Experimental cuisine’s all the rage but is there any substance to it or is it just smoke and mirrors? Catherine Jones finds out.

Ever since Heston Blumenthal burst onto our TV screens, using clouds of CO2 to increase the flavour of his dishes, making pork scratchings the size of flying saucers and using chemistry to turn base meals into culinary gold, any chef worth his lavender-infused salt has combined cooking with science. Molecular Gastronomy, using chemistry techniques to study and create food, is de rigeur.

But does it really enhance your eating experience or is it just a fad? I’ve joined a group of journalists for experimental cuisine at a hired space near Covent Garden, to find out.

The event’s been arranged to promote Colgate Sensitive Pro-Relief, a toothpaste which promises to cure sensitive teeth by creating a barrier between food and your teeth’s raw nerve endings. Chemical Chef Sean Wilkinson has created a menu incorporating sweet, cold, hot, spicy and acidic foods which exacerbate sensitive teeth to show that the toothpaste works.

Tenuous? Maybe. But I’m excited when Sean uses a canister of Carbon Dioxide to create our starter. While he sculpts an egg white into meringue, his bald head and tattooed arms only just visible through the clouds of gas, we slather the toothpaste onto our teeth and hope it works its magic.

Dusted with freeze dried lemongrass, the meringue disintegrates into a delicious burst of creamy passion fruit-flavoured foam and a teaspoon of jade passion fruit-flavoured balls that look caviar bursts in my mouth. They remind me of the jelly balls you get at the bottom of Bubble Tea. It’s a light, tasty palate cleanser but it’s a lot of faff.

Still, if anyone can prove that experimental cuisine isn’t just about superficial and entertaining, it’s Sean. Self-taught, he became a head chef aged 21, then started reading about experimental cuisine and practising techniques like spherification (turning liquids into tiny spheres).

Ten years on, after being the head chef of Michelin-starred Attitude and winning awards at two other Durham restaurants, he’s used his scientific know-how to create foods for head and neck cancer patients who often find it hard to swallow food.

Most notably, he created deconstructed cheese sandwich for John, a man who hadn’t eaten one for two years following cancer treatment. He froze focaccia, shaved off thin slices and baked it in the oven to make a cracker bread, then combined cheese, gelatine, water and milk and infused it with CO2 to make a flavoursome cheese mousse and finished it with a soft tomato chutney. It was a triumph and John now takes a canister of CO2 with him to the pub so he can recreate the sandwich!

I quite like the sound of it but Sean has other ideas for our starter. A silky-smooth beetroot sorbet is sweet and earthy, like inhaling the contents of Chelsea Flower Show. It’s served with cubes of beetroot jelly, goat’s cheese snow (frozen and crystallised goats cheese that melts deliciously on my tongue) and a goat’s cheese mousse encrusted with crushed walnuts. The star of the show is the beetroot crisp created from a reduction of seaweed gel infused with beetroot flavour. It’s crunchy, moreish, like vegetarian crackling.

As I listen to Sean explain the science behind his dishes – how CO2 intensifies flavours because the micro bubbles in the mixture cover a greater area on the tongue, and how just one egg white has made 14 meringues – it ignites an interest in science I never knew I had. If only I’d made meringues in chemistry at school instead of trying to learn the periodic table, I’d be brainier than Brian Cox.

The main course, Sean’s take on a Surf and Turf, is a magic carpet ride of flavours and textures: Pork belly cooked in a water bath for seven hours so it’s as soft as butter, streaks of spinach veloute and carrot puree, pickled cauliflower florets, chunks of grapefruit for a burst of citrus flavour, lobster with a marmalade glaze and crunchy carrot meringues. On top is a sprinkling of puffed-out tapioca, spices and herbs that tastes like popcorn.

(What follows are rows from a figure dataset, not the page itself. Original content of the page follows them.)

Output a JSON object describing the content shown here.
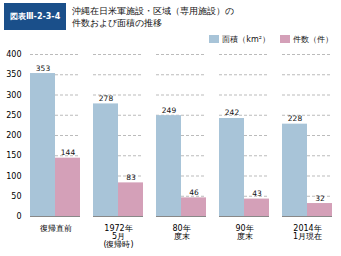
{
  "chart_data": {
    "type": "bar",
    "title": "沖縄在日米軍施設・区域（専用施設）の\n件数および面積の推移",
    "annotations": [
      "図表Ⅲ-2-3-4"
    ],
    "categories": [
      "復帰直前",
      "1972年\n5月\n(復帰時)",
      "80年\n度末",
      "90年\n度末",
      "2014年\n1月現在"
    ],
    "series": [
      {
        "name": "面積（km²）",
        "color": "#a8c4d8",
        "values": [
          353,
          278,
          249,
          242,
          228
        ]
      },
      {
        "name": "件数（件）",
        "color": "#d4a0b8",
        "values": [
          144,
          83,
          46,
          43,
          32
        ]
      }
    ],
    "ylim": [
      0,
      400
    ],
    "yticks": [
      0,
      50,
      100,
      150,
      200,
      250,
      300,
      350,
      400
    ],
    "grid": true,
    "legend": "upper right",
    "data_labels": true
  }
}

The meal ends with a creamy Panna cotta topped with rhubarb foam. I’m not a fan of foam – it reminds me of school sports day spittle – and this one lacked flavour. Sean was aiming for different temperatures (cool Panna cotta and hot foam) but sadly it was tepid by the time we got it. Luckily, the creamy, white chocolate custard parfait saved the day and the cocoa butter popping candy was a fun addition, especially as one of the diners hadn’t had it before.

Watching everyone else’s reaction to the meal was as enjoyable as the food. This wasn’t just gastronomy, it was entertainment. While my eyes popped out of my head and my tastebuds tingled with delight, my teeth did feel the rigours of Sean’s menu. Maybe I should’ve used more of the toothpaste. 

My first experience of experimental cuisine was brilliant but there’s just one problem: it’s turned me into a dining diva. From now on, I want my food all-singing and all-dancing. If my meal doesn’t come with a sprinkling of popping candy or a cloud of smoke, I’ll be sending it back!